The only free clinic in Clayton County is the Good Shepherd Clinic. It is a blessing to people with diabetes, high blood pressure and other serious conditions, but it does not have the money or personnel to provide needed procedures and specialized care.

It takes a long time to get an appointment. People are forced to go to the emergency room, where care is expensive and inadequate, especially for the uninsured.

Every day I meet people who, from lack of preventive medicine and routine medical care, have developed disabling conditions. Untreated diabetes can affect all parts of the body.

A public health insurance option is needed to save people, and to save money.

Lavinia George, Morrow

Investigation should remember the patients

As a patient of Dr.
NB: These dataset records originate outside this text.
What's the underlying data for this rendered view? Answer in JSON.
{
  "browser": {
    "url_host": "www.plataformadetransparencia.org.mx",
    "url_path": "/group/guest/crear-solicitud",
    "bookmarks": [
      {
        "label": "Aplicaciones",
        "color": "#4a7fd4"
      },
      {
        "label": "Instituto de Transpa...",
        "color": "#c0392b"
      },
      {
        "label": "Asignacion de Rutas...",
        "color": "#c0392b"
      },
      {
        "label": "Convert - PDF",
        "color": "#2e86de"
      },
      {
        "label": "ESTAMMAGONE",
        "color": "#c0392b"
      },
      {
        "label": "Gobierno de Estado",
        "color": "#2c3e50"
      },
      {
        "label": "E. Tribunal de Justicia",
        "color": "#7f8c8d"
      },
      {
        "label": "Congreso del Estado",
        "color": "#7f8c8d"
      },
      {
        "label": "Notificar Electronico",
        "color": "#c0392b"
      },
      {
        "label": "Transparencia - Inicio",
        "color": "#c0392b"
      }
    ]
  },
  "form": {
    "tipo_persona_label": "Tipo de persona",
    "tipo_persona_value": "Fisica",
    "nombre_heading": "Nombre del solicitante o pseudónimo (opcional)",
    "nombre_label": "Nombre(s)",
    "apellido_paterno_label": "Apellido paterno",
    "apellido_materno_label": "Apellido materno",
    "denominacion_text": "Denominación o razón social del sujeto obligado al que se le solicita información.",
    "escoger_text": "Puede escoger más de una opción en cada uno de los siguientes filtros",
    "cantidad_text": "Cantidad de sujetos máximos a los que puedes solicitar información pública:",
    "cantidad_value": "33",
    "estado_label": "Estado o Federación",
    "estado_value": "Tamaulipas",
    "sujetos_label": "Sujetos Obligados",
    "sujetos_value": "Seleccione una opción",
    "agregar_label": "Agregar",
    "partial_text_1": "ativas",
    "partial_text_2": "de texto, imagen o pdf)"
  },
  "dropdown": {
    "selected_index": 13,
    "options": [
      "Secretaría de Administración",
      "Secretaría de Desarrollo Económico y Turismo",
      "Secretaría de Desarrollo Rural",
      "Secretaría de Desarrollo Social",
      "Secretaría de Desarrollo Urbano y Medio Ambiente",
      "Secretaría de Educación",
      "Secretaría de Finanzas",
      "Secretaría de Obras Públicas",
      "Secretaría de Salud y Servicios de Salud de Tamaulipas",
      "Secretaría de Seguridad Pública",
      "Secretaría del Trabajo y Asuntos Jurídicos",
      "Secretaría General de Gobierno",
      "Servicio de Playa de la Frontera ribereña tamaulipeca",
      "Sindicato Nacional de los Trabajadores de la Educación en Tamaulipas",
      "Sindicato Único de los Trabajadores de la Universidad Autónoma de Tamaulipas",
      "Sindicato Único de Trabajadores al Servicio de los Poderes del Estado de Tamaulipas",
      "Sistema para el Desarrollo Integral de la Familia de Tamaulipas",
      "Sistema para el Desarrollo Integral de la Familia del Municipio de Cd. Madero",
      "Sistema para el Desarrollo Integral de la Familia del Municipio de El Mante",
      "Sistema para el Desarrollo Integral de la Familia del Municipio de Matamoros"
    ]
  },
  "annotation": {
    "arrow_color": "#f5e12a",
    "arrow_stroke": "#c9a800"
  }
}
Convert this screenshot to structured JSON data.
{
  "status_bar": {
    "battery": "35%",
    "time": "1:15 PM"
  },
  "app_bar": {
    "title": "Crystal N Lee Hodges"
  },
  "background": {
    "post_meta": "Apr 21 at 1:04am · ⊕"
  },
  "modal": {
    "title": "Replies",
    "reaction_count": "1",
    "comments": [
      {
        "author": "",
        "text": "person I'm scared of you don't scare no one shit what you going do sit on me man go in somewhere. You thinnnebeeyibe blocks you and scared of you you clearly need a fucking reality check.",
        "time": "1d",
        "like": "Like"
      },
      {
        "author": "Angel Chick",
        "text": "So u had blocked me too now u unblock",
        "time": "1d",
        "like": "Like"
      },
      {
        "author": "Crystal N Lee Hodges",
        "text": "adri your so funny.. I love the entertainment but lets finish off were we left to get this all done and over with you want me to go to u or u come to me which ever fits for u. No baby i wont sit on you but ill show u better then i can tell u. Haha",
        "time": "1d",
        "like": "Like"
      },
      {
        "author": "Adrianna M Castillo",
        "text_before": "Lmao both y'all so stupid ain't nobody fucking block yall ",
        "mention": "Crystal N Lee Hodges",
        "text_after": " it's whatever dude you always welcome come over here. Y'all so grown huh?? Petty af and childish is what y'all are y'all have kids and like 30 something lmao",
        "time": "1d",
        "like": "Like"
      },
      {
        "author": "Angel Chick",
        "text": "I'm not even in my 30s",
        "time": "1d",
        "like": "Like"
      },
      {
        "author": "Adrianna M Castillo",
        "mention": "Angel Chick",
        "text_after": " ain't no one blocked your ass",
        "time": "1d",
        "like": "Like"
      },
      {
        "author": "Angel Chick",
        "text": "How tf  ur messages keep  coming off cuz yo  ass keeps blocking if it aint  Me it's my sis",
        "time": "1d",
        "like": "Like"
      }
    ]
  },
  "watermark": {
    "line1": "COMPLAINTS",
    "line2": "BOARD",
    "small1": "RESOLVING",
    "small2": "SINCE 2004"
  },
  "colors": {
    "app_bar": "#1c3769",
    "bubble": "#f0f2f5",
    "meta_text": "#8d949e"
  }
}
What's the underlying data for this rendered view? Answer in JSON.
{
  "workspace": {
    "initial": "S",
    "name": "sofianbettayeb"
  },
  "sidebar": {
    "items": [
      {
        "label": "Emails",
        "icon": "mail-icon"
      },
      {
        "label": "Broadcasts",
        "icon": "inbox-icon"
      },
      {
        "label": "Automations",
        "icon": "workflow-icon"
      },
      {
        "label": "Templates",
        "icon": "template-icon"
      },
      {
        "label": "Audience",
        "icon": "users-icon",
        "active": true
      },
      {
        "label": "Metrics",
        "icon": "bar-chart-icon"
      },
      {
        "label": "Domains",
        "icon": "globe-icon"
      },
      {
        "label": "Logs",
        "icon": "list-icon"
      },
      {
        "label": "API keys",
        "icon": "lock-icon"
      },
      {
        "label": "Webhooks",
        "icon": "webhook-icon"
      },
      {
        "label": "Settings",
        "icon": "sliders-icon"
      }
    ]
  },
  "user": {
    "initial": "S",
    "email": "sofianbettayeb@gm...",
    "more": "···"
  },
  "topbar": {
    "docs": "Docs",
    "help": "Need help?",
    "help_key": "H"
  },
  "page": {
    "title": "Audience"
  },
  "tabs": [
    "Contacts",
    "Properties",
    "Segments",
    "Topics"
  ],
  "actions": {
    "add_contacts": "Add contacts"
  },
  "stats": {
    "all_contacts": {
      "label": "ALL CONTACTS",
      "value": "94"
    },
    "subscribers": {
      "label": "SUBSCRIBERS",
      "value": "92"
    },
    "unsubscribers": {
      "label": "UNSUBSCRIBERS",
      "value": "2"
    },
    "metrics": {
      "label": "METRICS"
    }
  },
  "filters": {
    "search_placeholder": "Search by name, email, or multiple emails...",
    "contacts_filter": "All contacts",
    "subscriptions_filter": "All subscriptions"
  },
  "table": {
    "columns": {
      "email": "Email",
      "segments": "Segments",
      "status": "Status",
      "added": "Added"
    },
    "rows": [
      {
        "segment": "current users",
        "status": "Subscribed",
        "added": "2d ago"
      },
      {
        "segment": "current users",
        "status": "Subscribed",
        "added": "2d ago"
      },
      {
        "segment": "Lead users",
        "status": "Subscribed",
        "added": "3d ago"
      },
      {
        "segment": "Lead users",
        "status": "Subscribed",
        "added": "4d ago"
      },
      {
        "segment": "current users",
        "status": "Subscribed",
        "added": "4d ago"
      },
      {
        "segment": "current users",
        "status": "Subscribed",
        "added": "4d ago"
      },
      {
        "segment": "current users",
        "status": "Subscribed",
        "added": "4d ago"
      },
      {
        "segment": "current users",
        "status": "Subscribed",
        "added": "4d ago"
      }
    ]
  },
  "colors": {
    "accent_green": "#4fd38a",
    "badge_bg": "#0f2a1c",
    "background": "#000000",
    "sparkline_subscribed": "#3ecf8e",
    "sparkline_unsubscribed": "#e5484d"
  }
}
Zachary Stowe for the past seven years, I was disturbed to read that he received a “letter of reprimand” from Emory University (“Emory professor criticized,” Metro, June 11).

However, I am more disturbed by an investigation that seems completely unconcerned with the patients involved in Stowe’s studies and practice.

At each visit with Stowe, I sit beside women in the waiting room who are pregnant, and hoping for guidance in decisions about how their depression might affect their unborn children.

Stowe facilitates an informed decision about whether or not to continue with medication during pregnancy based on trusted research — information that is often unknown to the average ob-gyn or psychiatrist.

My guess is that these women — the many patients of Stowe — will continue to place their trust in this doctor’s expertise.

As they reprimand Stowe, it’s unfortunate that no one at the National Institutes of Health or Emory seems bothered to care about patient care.